The shit has been on my mind for the last day and a half, taking over all aspects of my life. ‘She’ has taken over my well structured world and turned it to shit. A little slip of a girl who never speaks above a whisper, and who’s so far outside the norm of my ideal that it’s hard to fathom why the hell this is even happening.

I didn’t give anything away though as I kept a professional distance while she gave this crowd of vultures what they wanted. When the strain was starting to show in the slight tremble of the hand she had on her hip, something only I could see because I was so intensely focused on her, I moved in and got her out of there.

She didn’t argue, not even when I kept my hand in the small of her back as I led her away from the glaring lights to the safety of the car. I had my own gutful of tension but for entirely different reasons, at least I thought they were. But for all I know she could be suffering the same fate as I.
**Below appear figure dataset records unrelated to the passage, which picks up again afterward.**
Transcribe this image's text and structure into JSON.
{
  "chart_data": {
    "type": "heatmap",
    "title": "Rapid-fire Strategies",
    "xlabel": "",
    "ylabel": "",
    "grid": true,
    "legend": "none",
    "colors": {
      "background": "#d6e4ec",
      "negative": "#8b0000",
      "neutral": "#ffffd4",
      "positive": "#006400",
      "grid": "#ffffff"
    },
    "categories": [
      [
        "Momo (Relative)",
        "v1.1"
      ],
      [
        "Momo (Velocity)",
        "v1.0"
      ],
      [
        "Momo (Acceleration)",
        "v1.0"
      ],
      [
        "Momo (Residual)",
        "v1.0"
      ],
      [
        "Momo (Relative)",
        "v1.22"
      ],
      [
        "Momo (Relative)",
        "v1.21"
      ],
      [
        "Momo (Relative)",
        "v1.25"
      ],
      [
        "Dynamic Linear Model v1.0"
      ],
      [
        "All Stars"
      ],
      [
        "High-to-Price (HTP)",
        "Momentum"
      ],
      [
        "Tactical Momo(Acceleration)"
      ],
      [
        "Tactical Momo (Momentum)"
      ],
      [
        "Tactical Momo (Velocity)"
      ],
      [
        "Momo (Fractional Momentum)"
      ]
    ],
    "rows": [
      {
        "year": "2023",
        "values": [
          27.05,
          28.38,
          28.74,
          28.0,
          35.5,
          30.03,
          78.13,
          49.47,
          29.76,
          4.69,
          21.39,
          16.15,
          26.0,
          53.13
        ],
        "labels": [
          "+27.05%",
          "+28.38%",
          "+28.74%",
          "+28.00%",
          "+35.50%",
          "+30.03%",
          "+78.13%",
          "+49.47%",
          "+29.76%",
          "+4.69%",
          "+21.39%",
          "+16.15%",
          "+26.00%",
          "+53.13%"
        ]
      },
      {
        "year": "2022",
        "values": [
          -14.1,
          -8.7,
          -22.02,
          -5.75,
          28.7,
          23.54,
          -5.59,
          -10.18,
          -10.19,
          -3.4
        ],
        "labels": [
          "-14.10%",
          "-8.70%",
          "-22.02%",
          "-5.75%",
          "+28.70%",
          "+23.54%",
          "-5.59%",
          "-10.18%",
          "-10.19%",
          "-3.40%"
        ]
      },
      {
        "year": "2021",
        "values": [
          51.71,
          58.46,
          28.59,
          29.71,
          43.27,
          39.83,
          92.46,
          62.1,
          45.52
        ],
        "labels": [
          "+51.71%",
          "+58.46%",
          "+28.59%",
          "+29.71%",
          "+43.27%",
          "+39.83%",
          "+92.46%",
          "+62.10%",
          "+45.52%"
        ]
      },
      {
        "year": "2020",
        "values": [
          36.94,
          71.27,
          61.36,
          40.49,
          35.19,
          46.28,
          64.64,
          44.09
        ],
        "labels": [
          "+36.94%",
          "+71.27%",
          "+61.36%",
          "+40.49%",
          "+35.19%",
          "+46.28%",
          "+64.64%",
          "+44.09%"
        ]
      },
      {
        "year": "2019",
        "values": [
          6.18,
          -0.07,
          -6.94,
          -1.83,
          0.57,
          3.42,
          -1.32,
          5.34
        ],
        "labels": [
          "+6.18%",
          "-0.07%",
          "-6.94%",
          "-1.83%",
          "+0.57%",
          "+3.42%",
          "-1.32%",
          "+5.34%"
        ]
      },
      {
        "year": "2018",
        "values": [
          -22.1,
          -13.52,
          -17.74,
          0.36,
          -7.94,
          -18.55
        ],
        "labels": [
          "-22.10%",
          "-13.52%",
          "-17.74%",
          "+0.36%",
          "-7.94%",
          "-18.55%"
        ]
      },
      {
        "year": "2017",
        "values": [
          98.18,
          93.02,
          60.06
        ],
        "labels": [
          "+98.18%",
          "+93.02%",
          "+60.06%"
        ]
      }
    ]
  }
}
I’ve been on her for a couple weeks now. Her handlers had been the ones to hire me; well not me exactly, they’d contacted my firm, but all my guys were already out on other jobs so I took the bait. Fucking fate I guess, and even I know that no matter how bad a motherfucker is, he can’t fuck with fate.

It was the first time since I’d started the company that we’d been stretched so thin. We were in high demand all of a sudden because of a job we’d handled six months earlier. Up until then we mostly flew under the radar. Our fees were high enough that we didn’t need more than a few jobs a year to keep the business afloat.

But after that job when we went into a foreign country to bring back the socialite daughter of a mogul, who’d been taken for ransom by rebels in the fucking Gobi desert, shit blew up and we were still trying to figure out what the fuck.